他忽然不笑了,湿漉漉的小手朝床底方向一指,学大人腔调,小声说了句什么。

我手里的毛巾“啪”地掉进澡盆。

我蹲下来,凑到他脸前:“小岩,你再说一遍?”

他眨巴眨巴眼睛,又小声说了一遍。

我愣住了,好半天才把他捞出来,擦干,哄睡。

那天夜里,我从床底下拖出那只铁饼干盒,用袖子擦了又擦,没打开。

第二天天没亮,我拉上行李箱的拉链,出了儿子家的门。

那句话,我不敢再想第二遍。



01

我叫彭桂香,今年六十,退休前在县纺织厂干了三十多年挡车工。

老伴彭石头是铁路上的,五年前走的,走得太急,连句整话都没留下。

走后的头两年,我一个人守着县城那套两居室,白天去菜市场逛逛,晚上看看电视,日子也过下来了。

儿子彭昆琦在省城安了家,在一家小公司做业务员。儿媳妇叶婉清在超市当收银员,小孙子彭小岩三岁半,上幼儿园中班。

去年冬天,昆琦打电话来,说婉清她妈腿摔了,没法帮忙看孩子,婉清一个人忙不过来,问我能不能过去搭把手。

我听完没有犹豫,第二天就收拾行李动身了。

儿子开口了,当妈的不去,说不过去。

临出门,我把老伴那张存折从衣柜夹层里翻出来,连同一张字条,锁进了那只铁饼干盒里。

那张字条上是老伴生前亲手写的两行字,我看了多少遍都不忍心扔。

想了想,又把铁盒子压进行李箱最底下。

到了省城,昆琦到车站接我。一见面他就接过我手里的箱子,说:“妈,路上累不累?”

我说不累。他又说:“婉清给你收拾了一间房,朝南的,阳光好。”

我听了心里舒坦了些。

可进了家门,叶婉清站在客厅里,笑盈盈地叫了声“”,然后领着我去看房间。

房间确实朝南,床铺干净,窗台上还摆了一盆绿萝。

她安排得妥妥帖帖,挑不出一点毛病。

可就是太妥帖了,客气得像个招待客人的旅馆。

我把行李箱放在床边,蹲下身,把那只铁饼干盒摸出来,弯腰塞进床底下最靠里的角落。

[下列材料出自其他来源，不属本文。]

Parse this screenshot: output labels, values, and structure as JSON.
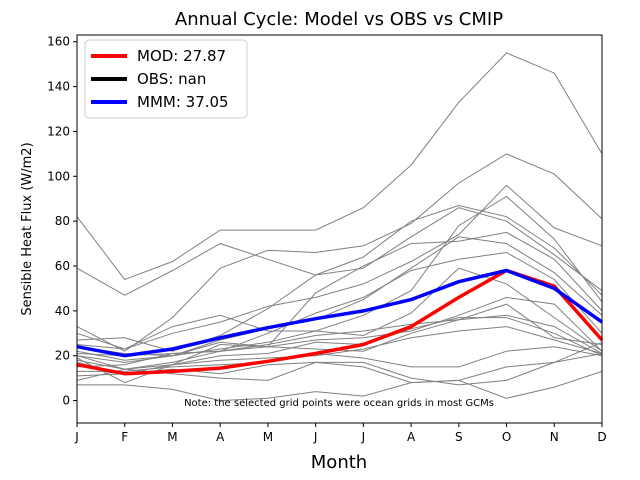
{
  "chart_data": {
    "type": "line",
    "title": "Annual Cycle: Model vs OBS vs CMIP",
    "xlabel": "Month",
    "ylabel": "Sensible Heat Flux (W/m2)",
    "categories": [
      "J",
      "F",
      "M",
      "A",
      "M",
      "J",
      "J",
      "A",
      "S",
      "O",
      "N",
      "D"
    ],
    "ylim": [
      -10,
      163
    ],
    "yticks": [
      0,
      20,
      40,
      60,
      80,
      100,
      120,
      140,
      160
    ],
    "note": "Note: the selected grid points were ocean grids in most GCMs",
    "legend_position": "top-left",
    "colors": {
      "mod": "#ff0000",
      "obs": "#000000",
      "mmm": "#0000ff",
      "cmip": "#808080"
    },
    "legend": [
      {
        "label": "MOD: 27.87",
        "color": "#ff0000"
      },
      {
        "label": "OBS: nan",
        "color": "#000000"
      },
      {
        "label": "MMM: 37.05",
        "color": "#0000ff"
      }
    ],
    "series": [
      {
        "name": "MOD",
        "values": [
          16,
          12,
          13,
          14.5,
          17.5,
          21,
          25,
          33,
          46,
          58,
          51,
          27
        ]
      },
      {
        "name": "MMM",
        "values": [
          24,
          20,
          23,
          28,
          32.5,
          36.5,
          40,
          45,
          53,
          58,
          50,
          35
        ]
      }
    ],
    "cmip_series": [
      [
        82,
        54,
        62,
        76,
        76,
        76,
        86,
        105,
        133,
        155,
        146,
        110
      ],
      [
        59,
        47,
        58,
        70,
        63,
        56,
        59,
        73,
        86,
        80,
        65,
        49
      ],
      [
        33,
        22,
        37,
        59,
        67,
        66,
        69,
        79,
        97,
        110,
        101,
        81
      ],
      [
        30,
        23,
        30,
        35,
        42,
        46,
        52,
        62,
        74,
        96,
        77,
        69
      ],
      [
        27,
        28,
        22,
        29,
        41,
        56,
        64,
        80,
        87,
        82,
        68,
        47
      ],
      [
        25,
        23,
        33,
        38,
        31,
        31,
        38,
        49,
        78,
        91,
        72,
        44
      ],
      [
        24,
        21,
        20,
        26,
        24,
        48,
        60,
        70,
        71,
        75,
        63,
        40
      ],
      [
        22,
        18,
        20,
        27,
        32,
        36,
        45,
        59,
        73,
        70,
        57,
        38
      ],
      [
        21,
        20,
        21,
        22,
        30,
        39,
        46,
        58,
        63,
        66,
        54,
        30
      ],
      [
        20,
        17,
        20,
        23,
        26,
        31,
        29,
        39,
        59,
        52,
        37,
        22
      ],
      [
        19,
        8,
        16,
        25,
        24,
        27,
        28,
        31,
        38,
        46,
        43,
        22
      ],
      [
        18,
        14,
        17,
        22,
        25,
        29,
        31,
        34,
        36,
        38,
        33,
        21
      ],
      [
        17,
        12,
        16,
        20,
        21,
        26,
        25,
        32,
        37,
        37,
        30,
        20
      ],
      [
        15,
        16,
        21,
        22,
        24,
        23,
        22,
        30,
        36,
        43,
        28,
        25
      ],
      [
        13,
        13,
        15,
        16,
        17,
        21,
        19,
        15,
        15,
        22,
        24,
        20
      ],
      [
        11,
        12,
        14,
        12,
        16,
        17,
        17,
        10,
        7,
        9,
        17,
        26
      ],
      [
        9,
        14,
        12,
        10,
        9,
        17,
        15,
        8,
        9,
        15,
        17,
        21
      ],
      [
        7,
        7,
        5,
        0,
        1,
        4,
        2,
        8,
        9,
        1,
        6,
        13
      ],
      [
        20,
        14,
        16,
        18,
        19,
        20,
        23,
        28,
        31,
        33,
        27,
        21
      ]
    ]
  }
}
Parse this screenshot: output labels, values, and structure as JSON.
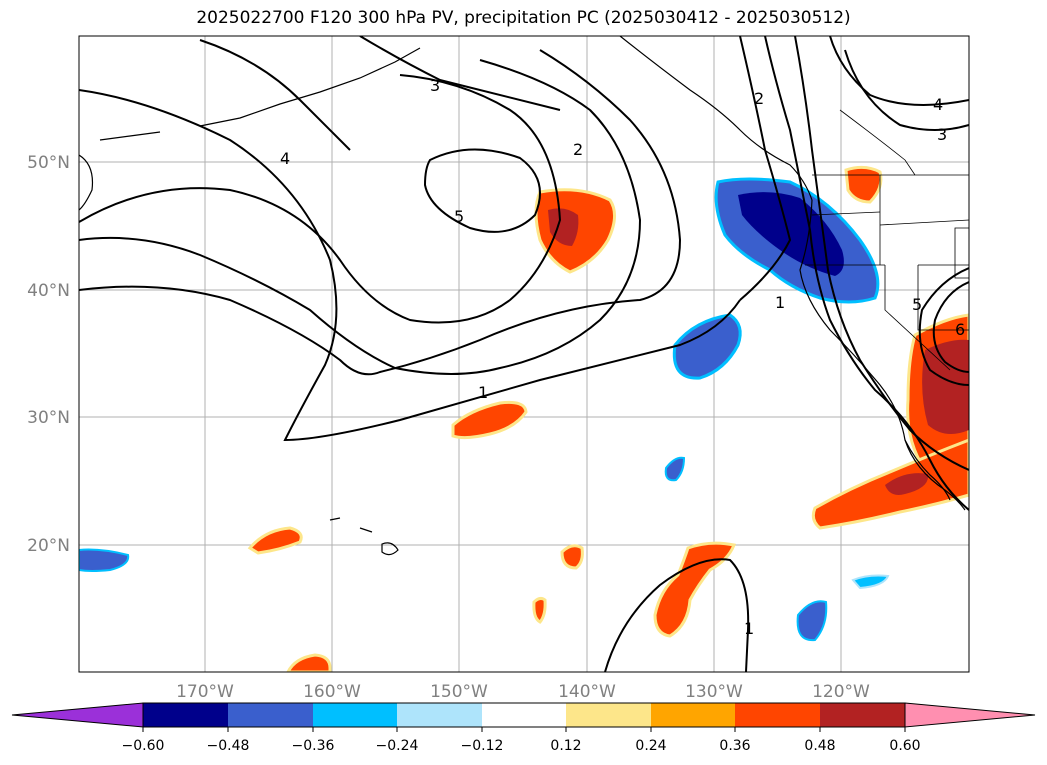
{
  "title": "2025022700 F120 300 hPa PV, precipitation PC (2025030412 - 2025030512)",
  "map": {
    "lat_labels": [
      "50°N",
      "40°N",
      "30°N",
      "20°N"
    ],
    "lon_labels": [
      "170°W",
      "160°W",
      "150°W",
      "140°W",
      "130°W",
      "120°W"
    ],
    "contour_labels": [
      "1",
      "2",
      "3",
      "4",
      "5",
      "1",
      "2",
      "3",
      "4",
      "5",
      "6",
      "1"
    ]
  },
  "colorbar": {
    "ticks": [
      "−0.60",
      "−0.48",
      "−0.36",
      "−0.24",
      "−0.12",
      "0.12",
      "0.24",
      "0.36",
      "0.48",
      "0.60"
    ],
    "colors": [
      "#9b30d9",
      "#00008b",
      "#3a5fcd",
      "#00bfff",
      "#aee4fb",
      "#ffffff",
      "#fde68a",
      "#ffa500",
      "#ff4500",
      "#b22222",
      "#ff8fb0"
    ]
  },
  "colors": {
    "neg_strong": "#00008b",
    "neg_mid": "#3a5fcd",
    "neg_light": "#00bfff",
    "neg_pale": "#aee4fb",
    "pos_pale": "#fde68a",
    "pos_light": "#ffa500",
    "pos_mid": "#ff4500",
    "pos_strong": "#b22222"
  }
}
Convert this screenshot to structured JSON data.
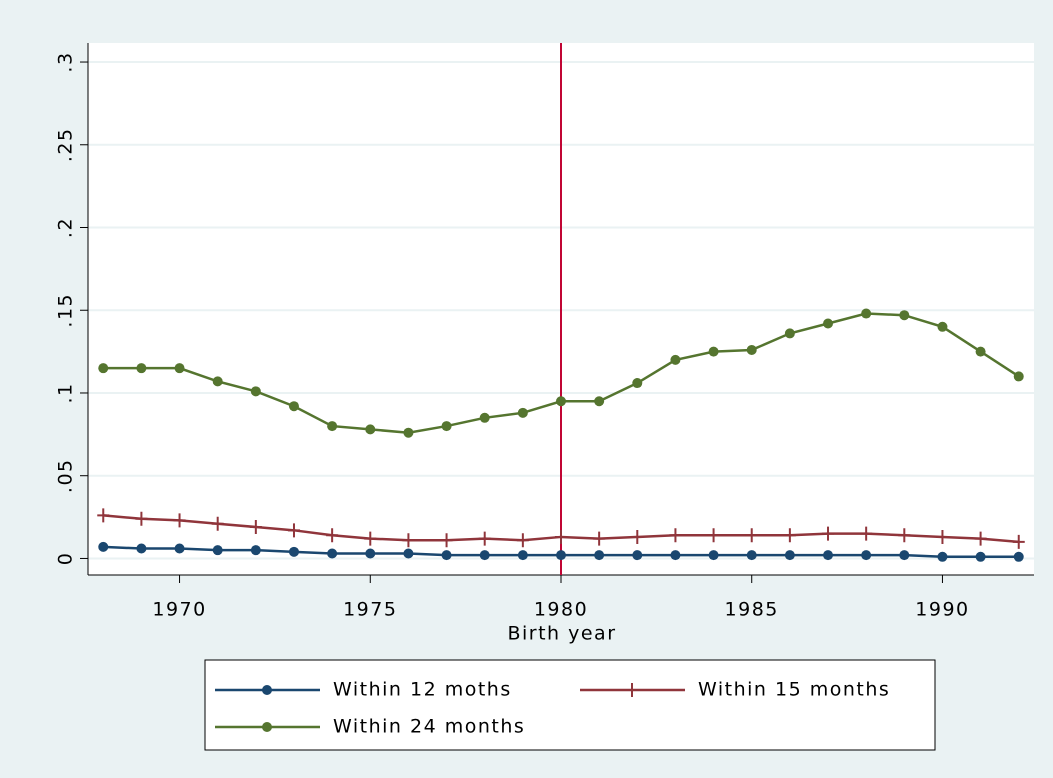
{
  "chart_data": {
    "type": "line",
    "x_label": "Birth year",
    "x": [
      1968,
      1969,
      1970,
      1971,
      1972,
      1973,
      1974,
      1975,
      1976,
      1977,
      1978,
      1979,
      1980,
      1981,
      1982,
      1983,
      1984,
      1985,
      1986,
      1987,
      1988,
      1989,
      1990,
      1991,
      1992
    ],
    "series": [
      {
        "name": "Within 12 moths",
        "color": "#1a476f",
        "marker": "circle",
        "values": [
          0.007,
          0.006,
          0.006,
          0.005,
          0.005,
          0.004,
          0.003,
          0.003,
          0.003,
          0.002,
          0.002,
          0.002,
          0.002,
          0.002,
          0.002,
          0.002,
          0.002,
          0.002,
          0.002,
          0.002,
          0.002,
          0.002,
          0.001,
          0.001,
          0.001
        ]
      },
      {
        "name": "Within 15 months",
        "color": "#90353b",
        "marker": "plus",
        "values": [
          0.026,
          0.024,
          0.023,
          0.021,
          0.019,
          0.017,
          0.014,
          0.012,
          0.011,
          0.011,
          0.012,
          0.011,
          0.013,
          0.012,
          0.013,
          0.014,
          0.014,
          0.014,
          0.014,
          0.015,
          0.015,
          0.014,
          0.013,
          0.012,
          0.01
        ]
      },
      {
        "name": "Within 24 months",
        "color": "#55752f",
        "marker": "circle",
        "values": [
          0.115,
          0.115,
          0.115,
          0.107,
          0.101,
          0.092,
          0.08,
          0.078,
          0.076,
          0.08,
          0.085,
          0.088,
          0.095,
          0.095,
          0.106,
          0.12,
          0.125,
          0.126,
          0.136,
          0.142,
          0.148,
          0.147,
          0.14,
          0.125,
          0.11
        ]
      }
    ],
    "reference_line": {
      "x": 1980,
      "color": "#c10534"
    },
    "xlim": [
      1967.6,
      1992.4
    ],
    "xticks": [
      1970,
      1975,
      1980,
      1985,
      1990
    ],
    "ylim": [
      -0.01,
      0.3115
    ],
    "yticks": [
      0,
      {
        "value": 0.05,
        "label": ".05"
      },
      {
        "value": 0.1,
        "label": ".1"
      },
      {
        "value": 0.15,
        "label": ".15"
      },
      {
        "value": 0.2,
        "label": ".2"
      },
      {
        "value": 0.25,
        "label": ".25"
      },
      {
        "value": 0.3,
        "label": ".3"
      }
    ],
    "grid": true
  }
}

刚直起腰,就看见小岩趴在门框上,圆溜溜的眼睛盯着我。

我朝他招招手:“小岩,过来,奶奶抱抱。”

小岩跑过来,我把铁盒子指给他看:“小岩记住,这个东西不能动,谁都不能碰。”

他似懂非懂地点点头。我又交代了一遍:“不管谁问,都不能说,记住了?”

那天下午,我在厨房择菜,听见叶婉清的脚步从走廊那头过来,走到我房门口停了一下。

我从厨房探出头,她正弯着腰,目光往床底下扫。

她直起身,跟我目光撞上,笑了笑:“妈,我想找拖把,看是不是在您床底下来了。”

我说没有,拖把在阳台。她“哦”了一声,走了。

我放下手里的菜,走进卧室,弯腰把床单拉平,遮得严严实实。站了一会儿,又弯下腰,把铁盒子往里推了推。

当天夜里,我躺在陌生的床上,翻来覆去睡不着,总觉得哪哪儿都不对劲。

凌晨时分刚有了点迷糊,隔壁传来孩子的哭声。

小岩半夜醒了要找妈妈,叶婉清和昆琦都在睡,没人动弹。

我披上衣服过去,小岩揉着眼睛坐在床上,看见我就张开胳膊。

我把他抱起来,轻轻拍着背,在屋里来回踱步。小家伙趴在我肩膀上,不一会儿又睡着了。我把他放回被窝,掖好被角,低头在他额头亲了一下。

那一刻我想,来就来了,管他客气不客气。这孩子,我是亲奶奶。

02

在儿子家落脚后,日子谈不上好过,也说不上难过。

每天清晨六点我准时醒,先起来把稀饭熬上,再去叫小岩起床。

伺候他穿衣服、洗把脸、喂早饭,然后送幼儿园。

下午四点半接,路上买点菜,到家先给孩子加顿点心,再张罗晚饭。

昆琦平时加班多,到家基本都七点以后了。

叶婉清白班倒晚班,晚班时我全包,早班时她也会帮把手,但更多时间盯着手机。

她不爱吃我做的菜,嫌咸,嫌油大。

我炒菜已经少放盐了,她还是拨拉两口就放筷子。

她把小岩照顾得很精细,吃辅食那会儿都是单独做。

这些年,我几乎没捞着插手。

如今我来了,她在厨房门口站两回,也就慢慢放手了,只是每回上楼前都要叮嘱:“妈,菜多焯一会儿,小岩牙没长齐。”

我说行。她转身回屋,把门带上。

头一个周末,邻居萧翠兰给我打电话。

她跟我住一个楼道,十几年的老姐妹。

她在那头嗓门亮得很:“桂香,你猜怎么着?石头那笔补偿款批下来了。”

我手里攥着电话,没出声。她又说:“数目可不小,得有二十来万。你赶紧回来办手续,还得签字画押。”

我说行,我抽空回去一趟。

挂断电话,一抬头,叶婉清站在厨房门口,手里端着杯子,眼神飘着。

她问:“妈,谁的电话呀?”我说县里老邻居,闲聊天。

她没再接话,转身进了客厅。

那天晚饭时,昆琦给我夹了块排骨,欲言又止。

他扒了两口饭,搁下筷子,说:“妈,那个……小岩幼儿园要交下学期的生活费了,一次性交半年,三千多块。”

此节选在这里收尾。